Untitled design.png © Tony Fine

Cette statue, datant du début du 20e siècle, est l’œuvre du sculpteur Prosper d’Épinay. Edward VII, fils aîné de la reine Victoria, accéda au trône à l’âge de 60 ans. Il régna de 1901 à 1910.

• Le tombeau Malartic

Untitled design (1).png © Tony Fine

L’imposant monument est un hommage à Anne Joseph Hippolyte de Maurès, comte de Malartic, gouverneur de l’isle de France de 1742 jusqu’à sa mort en service, à Port-Louis, le 28 juillet 1800. Dans son ouvrage de référence consacré à Malartic, Raymond d’Unienville écrit qu’à la mort du gouverneur Malartic,«le corps est d’abord placé dans une première tombe au Champ-de-Mars». La même année, l’Assemblée coloniale décide d’ériger un monument qui «réunit la noblesse et la simplicité» en mémoire de Malartic. Le projet et son exécution sont confiés à l’architecte bordelais Jacques Gastambide. Les travaux commencent en 1801. L’entrepreneur demande que «pour une plus belle perspective, le corps du général Malartic soit transféré à vingt toises plus haut au Champ-de-Mars, observant que l’on s’est concerté avec le clergé pour cette opération (…) Les restes du général sont mis en terre dans une seconde tombe». Le monument reste inachevé. En 1810, les Anglais prennent possession de l’île. En 1842, Sir William Maynard Gomm, lieutenant général devient gouverneur. Son épouse, «Lady Gomm trouva regrettable qu’on laissât inachevé le tombeau de Malartic, éminent prédécesseur de son mari.
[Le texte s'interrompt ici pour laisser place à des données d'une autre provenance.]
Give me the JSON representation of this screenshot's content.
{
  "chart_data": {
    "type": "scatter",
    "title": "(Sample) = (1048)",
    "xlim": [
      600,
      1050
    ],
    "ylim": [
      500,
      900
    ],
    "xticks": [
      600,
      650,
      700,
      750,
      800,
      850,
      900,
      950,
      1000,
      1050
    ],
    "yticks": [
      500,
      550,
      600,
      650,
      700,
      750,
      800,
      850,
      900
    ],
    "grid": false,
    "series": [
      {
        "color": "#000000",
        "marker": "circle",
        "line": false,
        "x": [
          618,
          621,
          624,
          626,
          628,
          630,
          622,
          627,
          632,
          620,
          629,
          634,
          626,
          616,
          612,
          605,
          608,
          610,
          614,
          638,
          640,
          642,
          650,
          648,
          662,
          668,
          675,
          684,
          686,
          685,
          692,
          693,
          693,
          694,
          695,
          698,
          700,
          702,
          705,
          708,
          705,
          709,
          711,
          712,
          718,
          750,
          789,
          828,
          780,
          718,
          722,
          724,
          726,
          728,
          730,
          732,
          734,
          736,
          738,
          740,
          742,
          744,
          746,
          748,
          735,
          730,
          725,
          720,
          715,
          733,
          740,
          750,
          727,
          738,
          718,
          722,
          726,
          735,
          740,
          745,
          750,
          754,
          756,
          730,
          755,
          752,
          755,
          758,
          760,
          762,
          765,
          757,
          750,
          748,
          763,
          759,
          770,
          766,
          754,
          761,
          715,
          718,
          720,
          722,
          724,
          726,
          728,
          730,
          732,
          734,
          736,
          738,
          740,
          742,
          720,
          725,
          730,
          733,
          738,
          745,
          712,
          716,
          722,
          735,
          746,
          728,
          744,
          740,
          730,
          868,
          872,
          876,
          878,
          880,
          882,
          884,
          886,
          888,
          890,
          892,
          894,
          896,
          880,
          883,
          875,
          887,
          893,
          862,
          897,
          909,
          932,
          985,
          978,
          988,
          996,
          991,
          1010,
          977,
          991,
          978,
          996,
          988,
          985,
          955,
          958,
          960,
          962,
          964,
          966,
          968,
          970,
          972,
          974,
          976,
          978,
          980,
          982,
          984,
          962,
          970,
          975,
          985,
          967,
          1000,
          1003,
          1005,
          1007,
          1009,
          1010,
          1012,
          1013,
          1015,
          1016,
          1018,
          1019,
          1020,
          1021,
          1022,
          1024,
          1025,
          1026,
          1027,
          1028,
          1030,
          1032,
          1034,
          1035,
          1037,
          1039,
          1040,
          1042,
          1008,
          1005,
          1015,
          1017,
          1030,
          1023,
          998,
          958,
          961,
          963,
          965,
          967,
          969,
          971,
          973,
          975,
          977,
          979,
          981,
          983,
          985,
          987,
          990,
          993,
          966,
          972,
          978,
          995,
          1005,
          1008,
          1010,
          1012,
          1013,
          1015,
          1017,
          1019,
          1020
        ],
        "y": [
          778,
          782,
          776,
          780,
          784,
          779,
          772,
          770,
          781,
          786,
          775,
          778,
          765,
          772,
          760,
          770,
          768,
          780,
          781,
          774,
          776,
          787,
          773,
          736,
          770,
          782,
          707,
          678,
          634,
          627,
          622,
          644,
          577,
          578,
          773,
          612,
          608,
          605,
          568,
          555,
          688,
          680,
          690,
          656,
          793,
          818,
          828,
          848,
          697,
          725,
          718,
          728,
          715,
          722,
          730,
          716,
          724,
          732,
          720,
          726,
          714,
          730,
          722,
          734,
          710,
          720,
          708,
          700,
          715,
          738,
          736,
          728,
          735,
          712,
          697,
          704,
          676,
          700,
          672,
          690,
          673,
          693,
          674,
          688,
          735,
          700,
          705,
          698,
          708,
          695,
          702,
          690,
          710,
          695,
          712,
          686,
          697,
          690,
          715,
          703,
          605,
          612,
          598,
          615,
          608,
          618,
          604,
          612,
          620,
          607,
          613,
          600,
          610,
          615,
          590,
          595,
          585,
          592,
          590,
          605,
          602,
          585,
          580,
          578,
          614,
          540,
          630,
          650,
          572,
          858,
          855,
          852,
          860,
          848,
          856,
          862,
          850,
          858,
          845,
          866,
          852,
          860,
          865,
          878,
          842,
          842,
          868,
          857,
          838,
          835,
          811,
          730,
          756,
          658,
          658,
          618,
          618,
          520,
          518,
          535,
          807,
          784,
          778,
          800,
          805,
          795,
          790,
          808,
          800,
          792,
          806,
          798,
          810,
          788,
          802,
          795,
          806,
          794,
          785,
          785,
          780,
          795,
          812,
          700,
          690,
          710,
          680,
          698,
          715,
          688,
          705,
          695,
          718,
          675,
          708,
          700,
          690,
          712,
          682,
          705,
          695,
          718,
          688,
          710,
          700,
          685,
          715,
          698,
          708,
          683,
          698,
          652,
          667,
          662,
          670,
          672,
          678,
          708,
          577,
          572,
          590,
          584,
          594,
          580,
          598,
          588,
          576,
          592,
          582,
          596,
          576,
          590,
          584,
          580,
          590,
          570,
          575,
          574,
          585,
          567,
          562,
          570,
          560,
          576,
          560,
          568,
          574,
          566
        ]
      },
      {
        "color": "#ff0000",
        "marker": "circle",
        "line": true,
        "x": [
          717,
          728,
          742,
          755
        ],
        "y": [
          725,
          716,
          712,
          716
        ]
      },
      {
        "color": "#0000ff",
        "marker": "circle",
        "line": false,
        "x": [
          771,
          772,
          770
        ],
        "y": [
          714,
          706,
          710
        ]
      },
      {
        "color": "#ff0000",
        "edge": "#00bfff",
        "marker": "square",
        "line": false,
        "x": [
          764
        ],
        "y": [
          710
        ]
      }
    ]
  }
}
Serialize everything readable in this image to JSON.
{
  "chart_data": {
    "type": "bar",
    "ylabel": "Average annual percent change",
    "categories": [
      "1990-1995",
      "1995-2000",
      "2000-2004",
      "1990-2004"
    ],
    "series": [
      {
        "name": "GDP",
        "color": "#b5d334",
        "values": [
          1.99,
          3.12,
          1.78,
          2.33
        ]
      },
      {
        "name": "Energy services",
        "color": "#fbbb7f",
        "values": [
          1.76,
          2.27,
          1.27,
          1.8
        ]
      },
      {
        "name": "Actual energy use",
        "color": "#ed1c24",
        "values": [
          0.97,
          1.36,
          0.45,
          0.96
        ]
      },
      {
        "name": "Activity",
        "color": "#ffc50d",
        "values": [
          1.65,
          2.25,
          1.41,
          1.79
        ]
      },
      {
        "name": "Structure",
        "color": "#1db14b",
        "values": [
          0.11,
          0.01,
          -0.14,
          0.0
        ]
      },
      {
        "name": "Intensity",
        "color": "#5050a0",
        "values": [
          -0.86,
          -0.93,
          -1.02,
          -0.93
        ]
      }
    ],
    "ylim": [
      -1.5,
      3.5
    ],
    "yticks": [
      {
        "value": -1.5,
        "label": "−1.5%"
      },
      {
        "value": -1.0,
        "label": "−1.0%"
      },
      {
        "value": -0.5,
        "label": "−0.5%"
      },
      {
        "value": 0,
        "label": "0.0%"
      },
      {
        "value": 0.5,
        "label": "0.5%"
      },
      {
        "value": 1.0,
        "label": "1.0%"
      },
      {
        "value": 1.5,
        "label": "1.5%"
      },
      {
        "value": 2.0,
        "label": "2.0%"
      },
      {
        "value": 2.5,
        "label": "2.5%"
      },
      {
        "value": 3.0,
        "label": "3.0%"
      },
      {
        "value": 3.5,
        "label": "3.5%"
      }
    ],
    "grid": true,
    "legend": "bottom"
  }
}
Elle prit les choses en main en 1846, fit appel à la générosité des colons, établit une liste de dames patronnesses dont elle prit la tête et toutes ensemble, elles organisèrent une kermesse intitulée Bazar Malartic (...) Le Bazar Malartic rapporta en deux journées près de 6 000 piastres et avant la fin de l’année, le tombeau reçu son obélisque».